Issue: When the application is configured to bind to port 5000 through Docker’s bridge network, we see that all 20 containers (replicas) in the Docker Service are processing data with 100% CPU each. Then, after some arbitrary time (15-30 seconds usually), the containers CPU drops to 1% and the bandwidth observed on the bridge interface is a steady 10-11Mbps. Finally, after perhaps 45-75 seconds, the containers receive more data at a fast rate and are processing at 100% again for another 15-30 seconds. This cycle repeats over and over forever (45-75 seconds of fast, unrestricted bandwidth, then 15-30 seconds of 10-11Mbps bandwidth)

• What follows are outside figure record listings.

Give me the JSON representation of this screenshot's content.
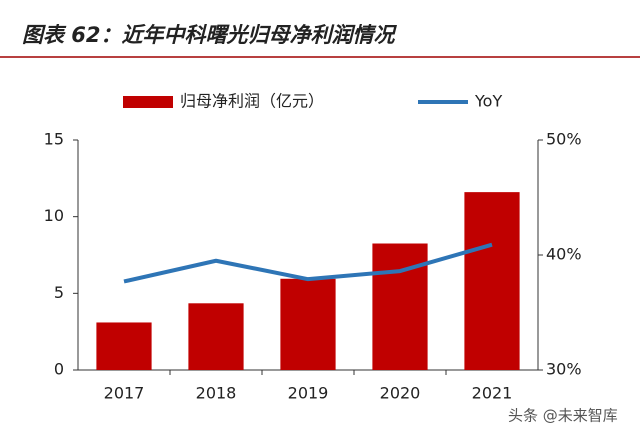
{
  "chart_data": {
    "type": "bar",
    "title": "图表 62：近年中科曙光归母净利润情况",
    "categories": [
      "2017",
      "2018",
      "2019",
      "2020",
      "2021"
    ],
    "series": [
      {
        "name": "归母净利润（亿元）",
        "type": "bar",
        "color": "#c00000",
        "values": [
          3.1,
          4.35,
          5.95,
          8.25,
          11.6
        ]
      },
      {
        "name": "YoY",
        "type": "line",
        "axis": "y2",
        "color": "#2e75b6",
        "values": [
          37.7,
          39.5,
          37.9,
          38.6,
          40.9
        ]
      }
    ],
    "ylim": [
      0,
      15
    ],
    "yticks": [
      0,
      5,
      10,
      15
    ],
    "y2lim": [
      30,
      50
    ],
    "y2ticks": [
      {
        "value": 30,
        "label": "30%"
      },
      {
        "value": 40,
        "label": "40%"
      },
      {
        "value": 50,
        "label": "50%"
      }
    ],
    "grid": false,
    "watermark": "头条 @未来智库"
  }
}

Case: When the application is configured to bind to port 5000 through the host network, we see that the 1 container in the Docker Service is processing data with 100% CPU each. Throughout the entire lifecycle, the container continues receiving and processing data at 100%
Summary: The application receives data at an unrestricted rate when attached to the host network, but when attached to a bridge network, the data appears to be unrestricted for 15-30 seconds, then reduces to 10-11Mbps for 45-75 seconds, then the cycle repeats
Note: The script being run to hit the application is running locally on the Docker server, pointing to http://localhost:5000
Docker Version 19.03.8
Note: This application is running in an internet-restricted environment. Upgrades to any software version is a difficult process and cannot be considered unless absolutely necessary to fix the issue. Upgrades to software for the reason of “Just upgrade to the latest and see what happens” is not possible.
What could be limited high performance traffic on Docker networks in a way where it would be fast, then slow, then fast, etc, etc?